Is it just me, or does this seem like a conflict? Of course. Because don't you know,
"There's nothing to do in this whole house."

So I thought, okay, I don't really write ALL DAY anyway. Just a few hours on a good writing day.
List of non-boring things we did:

1. Make a miniature of our dog Peanut with a conglomerate of crafty kid things we have. Which included the use of a glue gun. Which means yes, I touched the hot glue a few times trying to stick the little eyes on.

2. Read picture books by Judy Cox and Kristyn Crow. Voices included.

3. Shot each other and the windows and t.v. with nerf guns.

4. Ate food.

After all of this I felt like a good mom. Until there was a 3.4 minute pause in the action wherein I was reminded that, "There's nothing to do. Nothing is fun by myself."

At that point I did what any book writing mom would do, I turned on Scooby Doo and then started to write. But even Scooby Doo is boring if you have no one to tell all the parts to. He's a sports broadcaster in the making. Kid gives a great play by play.

Someday I'll finish.
In the meantime, I'm sharpening my mad nerf gun shooting skills.

Wednesday, January 19, 2011

Writing the Hard Stuff

So I'm not the best at blogging.
Anyway.

The book I'm currently writing is an emotional one. And one that picks scabs off of past scars. I write for a while and feel great, and then I feel it affecting me. It's pretty hard sometimes, actually. But I know I'm supposed to be writing it.

So what do you do when you feel all emotionally confused? You talk to Carol Lynch Williams, the author of some of the best, hardest books, ever. And you whine and cry and tell her too much personal information. And then she tells you the best advice. Because she's Carol.

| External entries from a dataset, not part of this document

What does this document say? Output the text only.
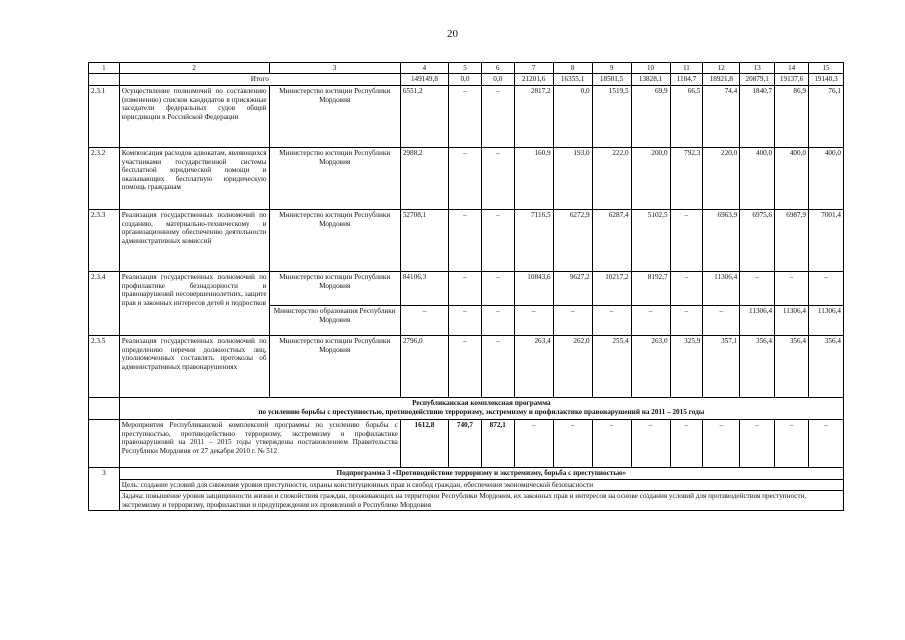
20
1	2	3	4	5	6	7	8	9	10	11	12	13	14	15
	Итого		149149,8	0,0	0,0	21201,6	16355,1	18501,5	13828,1	1184,7	18921,8	20879,1	19137,6	19140,3
2.3.1	Осуществление полномочий по составлению (изменению) списков кандидатов в присяжные заседатели федеральных судов общей юрисдикции в Российской Федерации	Министерство юстиции Республики Мордовия	6551,2	–	–	2817,2	0,0	1519,5	69,9	66,5	74,4	1840,7	86,9	76,1
2.3.2	Компенсация расходов адвокатам, являющихся участниками государственной системы бесплатной юридической помощи и оказывающих бесплатную юридическую помощь гражданам	Министерство юстиции Республики Мордовия	2988,2	–	–	160,9	193,0	222,0	200,0	792,3	220,0	400,0	400,0	400,0
2.3.3	Реализация государственных полномочий по созданию, материально-техническому и организационному обеспечению деятельности административных комиссий	Министерство юстиции Республики Мордовия	52708,1	–	–	7116,5	6272,9	6287,4	5102,5	–	6963,9	6975,6	6987,9	7001,4
2.3.4	Реализация государственных полномочий по профилактике безнадзорности и правонарушений несовершеннолетних, защите прав и законных интересов детей и подростков	Министерство юстиции Республики Мордовия	84106,3	–	–	10843,6	9627,2	10217,2	8192,7	–	11306,4	–	–	–
		Министерство образования Республики Мордовия	–	–	–	–	–	–	–	–	–	11306,4	11306,4	11306,4
2.3.5	Реализация государственных полномочий по определению перечня должностных лиц, уполномоченных составлять протоколы об административных правонарушениях	Министерство юстиции Республики Мордовия	2796,0	–	–	263,4	262,0	255,4	263,0	325,9	357,1	356,4	356,4	356,4

	Республиканская комплексная программа
по усилению борьбы с преступностью, противодействию терроризму, экстремизму и профилактике правонарушений на 2011 – 2015 годы													

	Мероприятия Республиканской комплексной программы по усилению борьбы с преступностью, противодействию терроризму, экстремизму и профилактике правонарушений на 2011 – 2015 годы утверждены постановлением Правительства Республики Мордовия от 27 декабря 2010 г. № 512		1612,8	740,7	872,1	–	–	–	–	–	–	–	–	–
3	Подпрограмма 3 «Противодействие терроризму и экстремизму, борьба с преступностью»													
	Цель: создание условий для снижения уровня преступности, охраны конституционных прав и свобод граждан, обеспечения экономической безопасности													
	Задача: повышение уровня защищенности жизни и спокойствия граждан, проживающих на территории Республики Мордовия, их законных прав и интересов на основе создания условий для противодействия преступности, экстремизму и терроризму, профилактики и предупреждения их проявлений в Республике Мордовия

First, you need to read her books. Did you? Okay. She said, you can't put it all in one book. Our lives require more than one. Pick one big thing, change it a bit, because you're writing fiction, and then pepper it with smaller events. So simple. And something I can see so very clearly in her writing now that she mentioned that.

I'm not done writing the book, but I have the whole thing in my head. And today, my goal is to write out those events that belong in the book. Seperate from the book. My plot is already mapped, and I have much of the book written. It's in the revision that the possible changes will take place.

I just love formulas. I love patterns. I listen to what other writers have to say, to their advice, to their experiences. It's just that sometimes, one person will say what I need to hear in the only way that will get to me.

Thank you, Carol. And thank you to all my friends and peers who have helped me along this path.